Nie mogłem się już doczekać dzisiejszego dnia. Opracowałem cały plan biegu, kilka planów. Przygotowywałem się od powrotu po kontuzji do moich pierwszych zawodów w życiu. Zmiany w pracy wypadły mi idealnie, 2 dni wolnego przed samym dniem biegu. Rewelacja.
Cały tydzień ciężkiego treningu za mną. Uważałem żeby się nie przetrenować. Plan dopracowałem co do dni. Piątek czyli pierwszy dzień wolnego to ostateczny sprawdzian na świeżym powietrzu, bo cały tydzień trenowałem na siłowni na bieżni mechanicznej.
Sobota pełna regeneracja. Nie ruszanie się z łóżka/stołka przed kompem. Ewentualnie mały spacer do sklepu.
Niedziela = zawody. Poprawienie życiówki (28 min) z treningów co najmniej o minutę. Celowałem w czas 27 minut. Na początek to dobry plan, pomyślałem.
Jednak obudziłem się w piątek z bólem gardła i wszystkich mięśni... "No ładnie KUR#%" pomyślałem sobie...
Oczywiście nie poszedłem na trening. Przeleżałem piątek, byle mi się polepszyło na niedzielę...
Sobota też przeleżana/przespana. Spałem do 11, później położyłem się w trakcie dnia, byłem taki słaby... wieczorem spacer do sklepu (dalszego) żeby się rozruszać trochę. Wróciłem i spać.
Niedziela. Dzień start biegu o 12:00. Odbiór pakietów do 11:00. Budzik na 8:30 żeby zdążyć sobie ugotować kaszę na śniadanie, chociaż wszyscy polecają białe pieczywo. Nie jem białego ani żadnego innego pieczywa od dawna więc nie chciałem ryzykować.
Obudziłem się już o 6:30. Nie mogłem dalej spać. Gardło dalej boli, głowa już nie, mięśnie też nie. Może to jednak nic poważnego? Właściwie to czuje się coraz lepiej. Adrenalina rośnie, chyba nie usiedzę przed tym kompem :D
To moje pierwsze zawody... Niby tylko 5km, ale duże przeżycie dla początkującego biegacza jak ja :)
Ugotowałem sobie kaszę gryczaną z ryżem i warzywami. Do tego jogurt naturalny i kawa. A przed samym startem banan.

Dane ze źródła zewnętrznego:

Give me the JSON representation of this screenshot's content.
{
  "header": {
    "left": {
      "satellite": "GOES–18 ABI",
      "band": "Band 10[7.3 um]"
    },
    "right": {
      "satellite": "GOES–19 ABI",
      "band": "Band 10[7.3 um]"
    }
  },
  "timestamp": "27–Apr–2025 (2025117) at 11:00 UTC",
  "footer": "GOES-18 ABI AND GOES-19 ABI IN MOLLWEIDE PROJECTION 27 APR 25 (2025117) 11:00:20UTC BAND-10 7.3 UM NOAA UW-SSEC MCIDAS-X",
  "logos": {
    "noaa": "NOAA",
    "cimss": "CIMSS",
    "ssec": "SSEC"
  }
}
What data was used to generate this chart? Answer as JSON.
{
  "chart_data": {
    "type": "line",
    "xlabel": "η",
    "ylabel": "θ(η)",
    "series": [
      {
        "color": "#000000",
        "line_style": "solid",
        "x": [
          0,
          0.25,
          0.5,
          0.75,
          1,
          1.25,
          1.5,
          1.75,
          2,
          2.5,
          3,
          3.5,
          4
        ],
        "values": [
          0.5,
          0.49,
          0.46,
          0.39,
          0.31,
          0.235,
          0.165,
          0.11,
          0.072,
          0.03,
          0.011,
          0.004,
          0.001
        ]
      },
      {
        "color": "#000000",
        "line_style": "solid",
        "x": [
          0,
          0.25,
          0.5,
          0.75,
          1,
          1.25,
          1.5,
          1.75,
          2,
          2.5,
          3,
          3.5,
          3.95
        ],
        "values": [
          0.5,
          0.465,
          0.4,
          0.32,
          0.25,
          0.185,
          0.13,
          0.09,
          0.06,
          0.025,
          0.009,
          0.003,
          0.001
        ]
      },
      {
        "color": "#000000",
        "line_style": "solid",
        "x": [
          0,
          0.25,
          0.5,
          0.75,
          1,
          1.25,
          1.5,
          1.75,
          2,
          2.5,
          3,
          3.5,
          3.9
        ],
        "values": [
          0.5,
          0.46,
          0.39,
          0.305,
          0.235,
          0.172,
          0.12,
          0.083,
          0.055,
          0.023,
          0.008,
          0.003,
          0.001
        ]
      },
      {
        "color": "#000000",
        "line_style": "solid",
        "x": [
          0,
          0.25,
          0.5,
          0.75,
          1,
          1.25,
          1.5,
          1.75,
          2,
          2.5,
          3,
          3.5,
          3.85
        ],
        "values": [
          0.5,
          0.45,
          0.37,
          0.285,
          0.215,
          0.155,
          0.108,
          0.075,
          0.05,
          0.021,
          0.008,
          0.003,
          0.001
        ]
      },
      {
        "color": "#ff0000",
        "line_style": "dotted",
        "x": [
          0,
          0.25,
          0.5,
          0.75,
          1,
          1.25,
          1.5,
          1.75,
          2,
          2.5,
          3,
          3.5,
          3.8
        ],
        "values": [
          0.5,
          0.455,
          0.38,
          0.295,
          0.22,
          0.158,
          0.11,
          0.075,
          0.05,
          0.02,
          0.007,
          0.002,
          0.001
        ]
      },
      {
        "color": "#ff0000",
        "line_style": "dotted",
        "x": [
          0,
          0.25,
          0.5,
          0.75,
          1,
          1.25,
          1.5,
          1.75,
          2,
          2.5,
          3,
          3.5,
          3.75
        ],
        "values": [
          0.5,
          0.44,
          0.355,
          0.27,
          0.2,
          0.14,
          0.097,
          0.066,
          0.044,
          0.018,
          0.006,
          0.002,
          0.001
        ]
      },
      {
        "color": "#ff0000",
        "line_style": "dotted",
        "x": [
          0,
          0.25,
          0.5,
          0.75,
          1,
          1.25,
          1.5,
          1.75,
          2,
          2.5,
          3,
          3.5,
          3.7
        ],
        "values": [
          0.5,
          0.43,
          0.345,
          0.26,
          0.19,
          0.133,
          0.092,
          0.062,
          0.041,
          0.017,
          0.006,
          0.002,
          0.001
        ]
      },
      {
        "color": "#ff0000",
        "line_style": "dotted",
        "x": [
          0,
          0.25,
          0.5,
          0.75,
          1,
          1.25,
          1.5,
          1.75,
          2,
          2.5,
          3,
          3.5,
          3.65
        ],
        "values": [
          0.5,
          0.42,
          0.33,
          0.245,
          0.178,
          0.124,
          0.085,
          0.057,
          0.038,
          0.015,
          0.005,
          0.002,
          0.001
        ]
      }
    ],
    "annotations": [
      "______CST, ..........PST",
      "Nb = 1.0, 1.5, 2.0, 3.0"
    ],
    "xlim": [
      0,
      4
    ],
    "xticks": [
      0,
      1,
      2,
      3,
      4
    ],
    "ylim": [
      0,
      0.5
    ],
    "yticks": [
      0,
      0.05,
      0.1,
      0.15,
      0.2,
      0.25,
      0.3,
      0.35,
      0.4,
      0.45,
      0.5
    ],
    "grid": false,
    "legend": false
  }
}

Zjadłem i czekałem. Kawy nie piję, ale podobno fajnie pobudza i daje kopa na bieg. Wypiłem ją o 10. Banana nie zjadłem przed samym startem. Napchałem się śniadaniem o 7 rano a potem im bliżej zawodów tym bardziej ściskał mi się brzuch. Ach te emocje :D
Zacząłem jeszcze raz analizować mój plan biegu, byle tylko nie zostać "pistoletem" jak to określiła jedna dziewczyna na forum bieganie.pl :D.
Czekałem i czekałem, aż w końcu nadeszła 10:00, ja już ubrany czekałem więc pozbierałem manatki i poszedłem.
Zaczął padać śnieg. A ja bez kurtki. Mój pierwszy błąd. Trochę zmarzłem po drodze. Ale znacznie bardziej po samym biegu. Ale nieważne.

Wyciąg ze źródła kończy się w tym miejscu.